# Neues NeverSettle Bundle?



## xElv1sHD (23. Oktober 2013)

Im Internet gibt es ja zahlreiche Gerüchte und Bilder, dass es bald ein neues NeverSettle Bundle gibt und zwar mit Tomb Raider, Battlefield 4, Watch Dogs,... Ist an diesen "Gerüchten" etwas dran? Und wenn ja, gibt es eigentlich bald auch NeverSettle Bundles für die neuen AMD Grakas (r9 280x,...)?


----------



## oldsql.Triso (23. Oktober 2013)

Das eins kommt, steht fest wie das Amen in der Kirche. Das BF4 mit von der Partie sein wird, eigentlich auch. Welche Grafikkarten das kriegen, ist jedoch noch ungewiß, genauso wie die zusätzlichen Titel. Bisher war irgendwie nur die Rede R280X, aber an anderer Stelle wurde auch erwähnt das es für alle kommen wird. 
Du kannst dir auf jeden Fall dieses limitierte Set mit BF4 irgendwann vorbestellen ^^ zusammen mit der R290X.


----------



## Patrin (23. Oktober 2013)

Ich hoffe ja, dass auch mal RTS Titel den Weg in die Spielebundles schaffen.

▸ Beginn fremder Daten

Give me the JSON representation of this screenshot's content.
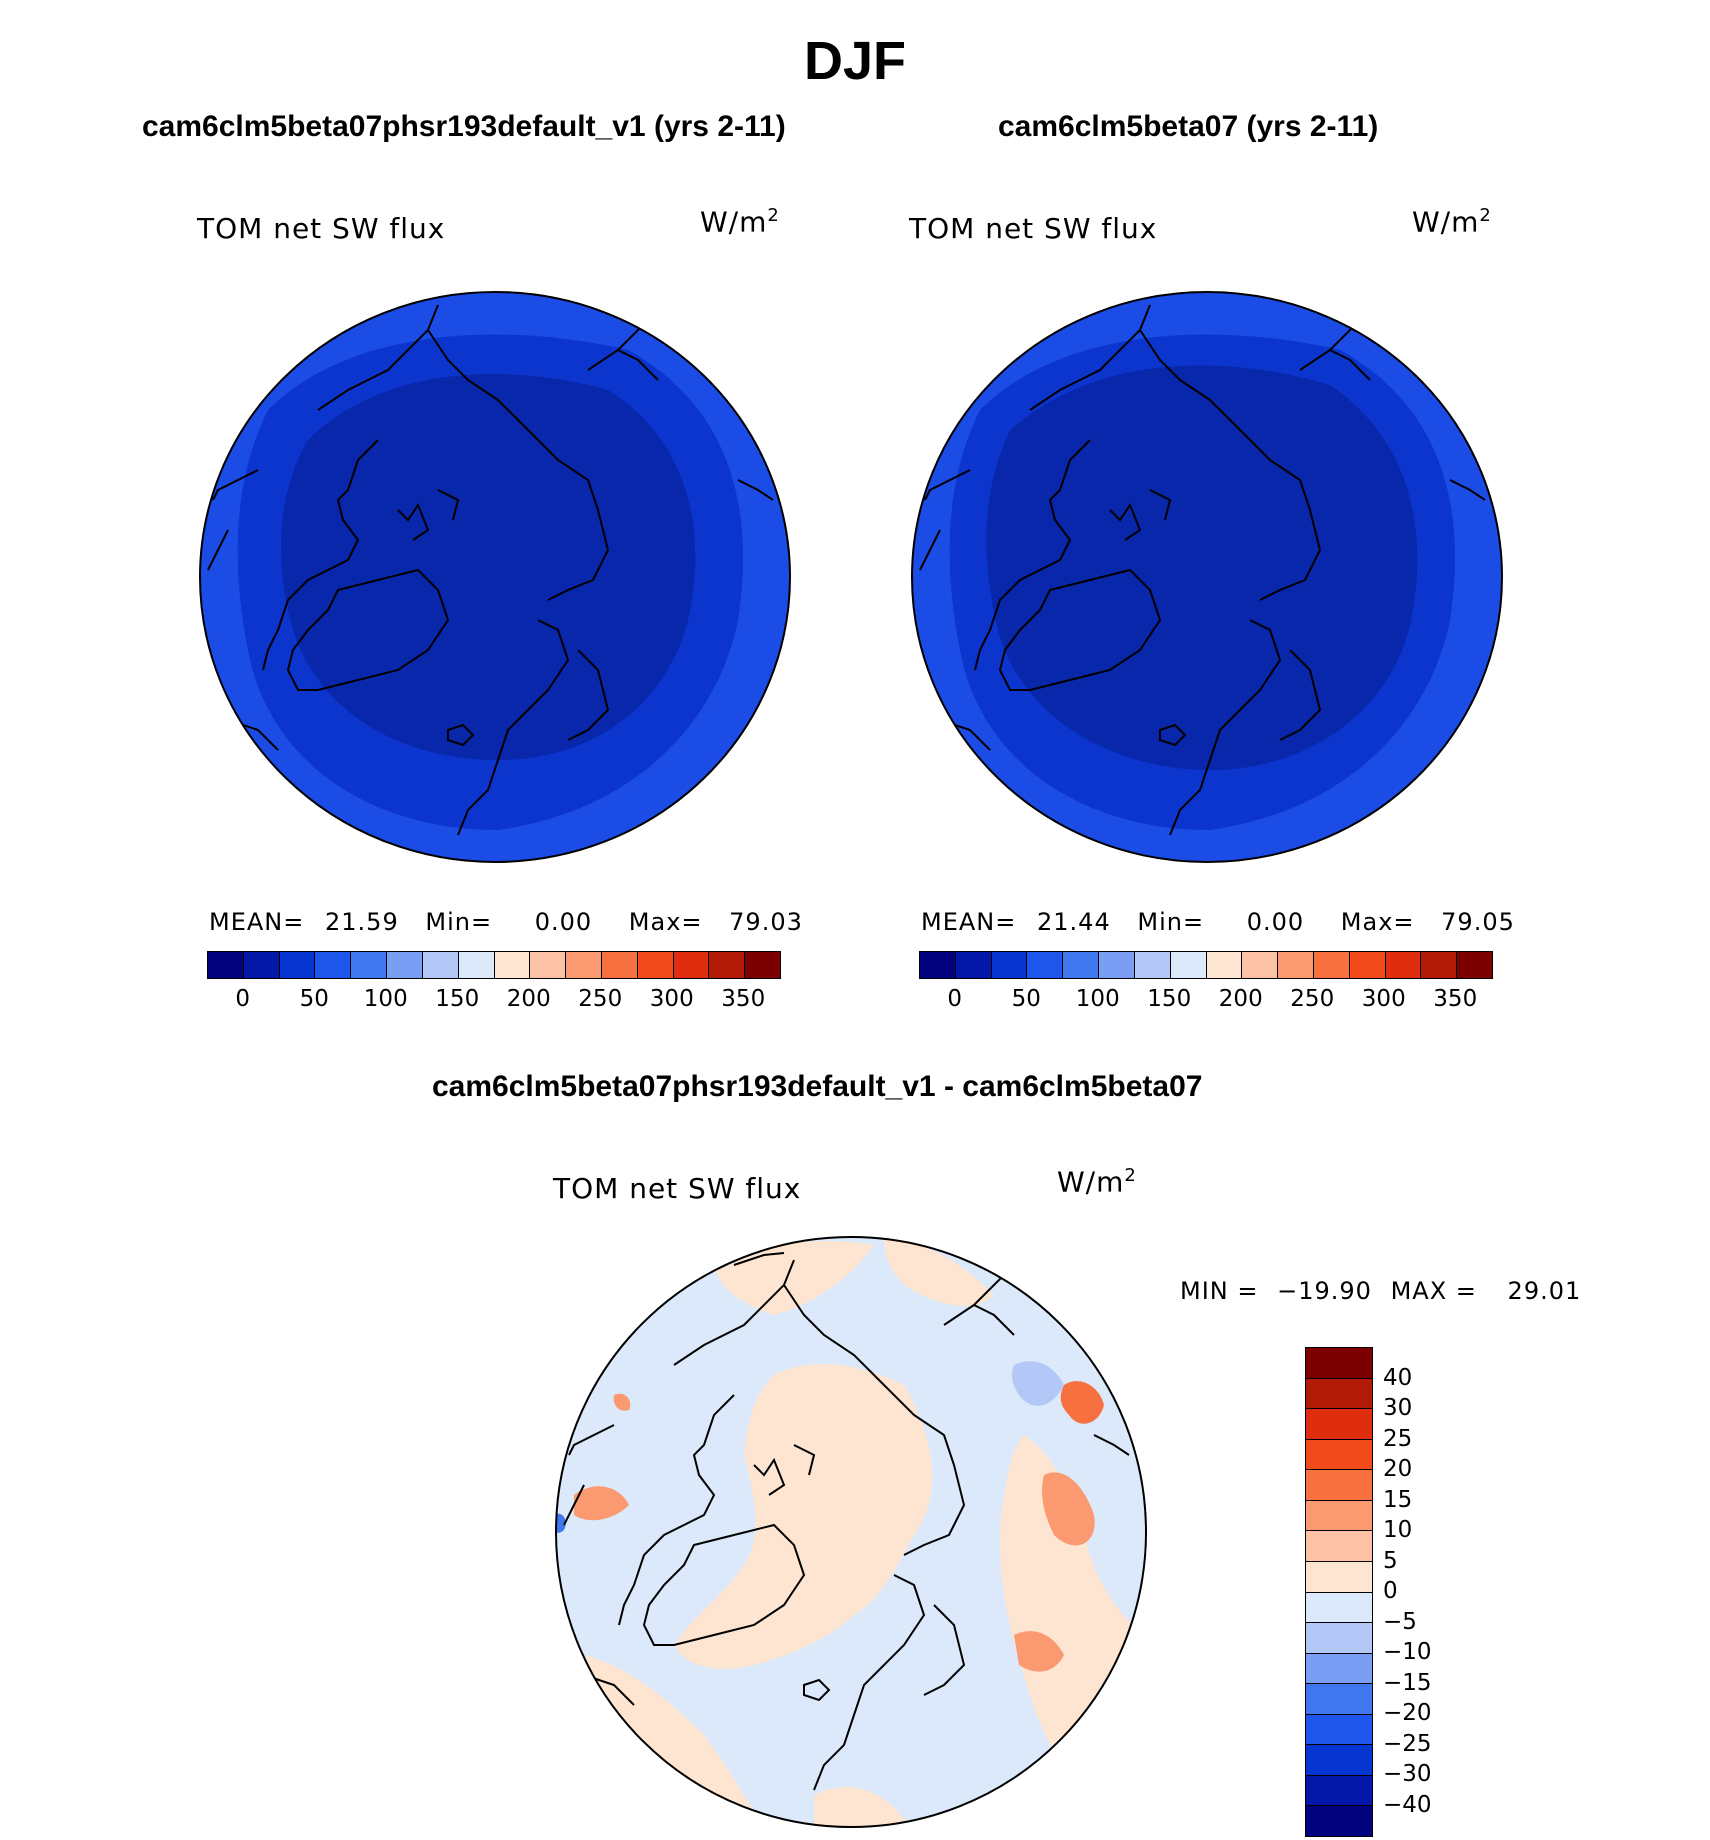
{
  "chart_data": [
    {
      "type": "heatmap",
      "panel": "top-left",
      "title": "cam6clm5beta07phsr193default_v1 (yrs 2-11)",
      "variable": "TOM net SW flux",
      "units_base": "W/m",
      "units_exp": "2",
      "stats": {
        "mean_label": "MEAN=",
        "mean": "21.59",
        "min_label": "Min=",
        "min": "0.00",
        "max_label": "Max=",
        "max": "79.03"
      },
      "colorbar_ticks": [
        "0",
        "50",
        "100",
        "150",
        "200",
        "250",
        "300",
        "350"
      ],
      "colorbar_colors": [
        "#02027e",
        "#0318a8",
        "#0635d2",
        "#1e55ea",
        "#3f78ee",
        "#7a9ef4",
        "#b3c8f7",
        "#dce9fa",
        "#fde5d2",
        "#fdc2a5",
        "#fb9a70",
        "#f7703f",
        "#f34a1c",
        "#de2d0f",
        "#b01a06",
        "#7c0000"
      ],
      "map_colors": {
        "outer": "#1b4ce6",
        "middle": "#0b35cc",
        "inner": "#0827ab"
      }
    },
    {
      "type": "heatmap",
      "panel": "top-right",
      "title": "cam6clm5beta07 (yrs 2-11)",
      "variable": "TOM net SW flux",
      "units_base": "W/m",
      "units_exp": "2",
      "stats": {
        "mean_label": "MEAN=",
        "mean": "21.44",
        "min_label": "Min=",
        "min": "0.00",
        "max_label": "Max=",
        "max": "79.05"
      },
      "colorbar_ticks": [
        "0",
        "50",
        "100",
        "150",
        "200",
        "250",
        "300",
        "350"
      ],
      "colorbar_colors": [
        "#02027e",
        "#0318a8",
        "#0635d2",
        "#1e55ea",
        "#3f78ee",
        "#7a9ef4",
        "#b3c8f7",
        "#dce9fa",
        "#fde5d2",
        "#fdc2a5",
        "#fb9a70",
        "#f7703f",
        "#f34a1c",
        "#de2d0f",
        "#b01a06",
        "#7c0000"
      ],
      "map_colors": {
        "outer": "#1b4ce6",
        "middle": "#0b35cc",
        "inner": "#0827ab"
      }
    },
    {
      "type": "heatmap",
      "panel": "bottom-difference",
      "title": "cam6clm5beta07phsr193default_v1 - cam6clm5beta07",
      "variable": "TOM net SW flux",
      "units_base": "W/m",
      "units_exp": "2",
      "stats": {
        "min_label": "MIN =",
        "min": "−19.90",
        "max_label": "MAX =",
        "max": "29.01"
      },
      "colorbar_ticks": [
        "40",
        "30",
        "25",
        "20",
        "15",
        "10",
        "5",
        "0",
        "−5",
        "−10",
        "−15",
        "−20",
        "−25",
        "−30",
        "−40"
      ],
      "colorbar_colors": [
        "#7c0000",
        "#b01a06",
        "#de2d0f",
        "#f34a1c",
        "#f7703f",
        "#fb9a70",
        "#fdc2a5",
        "#fde5d2",
        "#dce9fa",
        "#b3c8f7",
        "#7a9ef4",
        "#3f78ee",
        "#1e55ea",
        "#0635d2",
        "#0318a8",
        "#02027e"
      ],
      "map_colors": {
        "positive": "#fde5d2",
        "negative": "#dce9fa"
      }
    }
  ],
  "page": {
    "title": "DJF"
  }
}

Klar, mit den Shootern kann man die Grafikleistung der Katen besser bewerben, aber ich fände es dennoch interessant, wenn auch andere Genres mal vertreten wären.


----------



## xElv1sHD (23. Oktober 2013)

Vielleicht kommt ja nächstes Jahr eins mit dem neuen Dragon Age oder mit Wild Hunt.


----------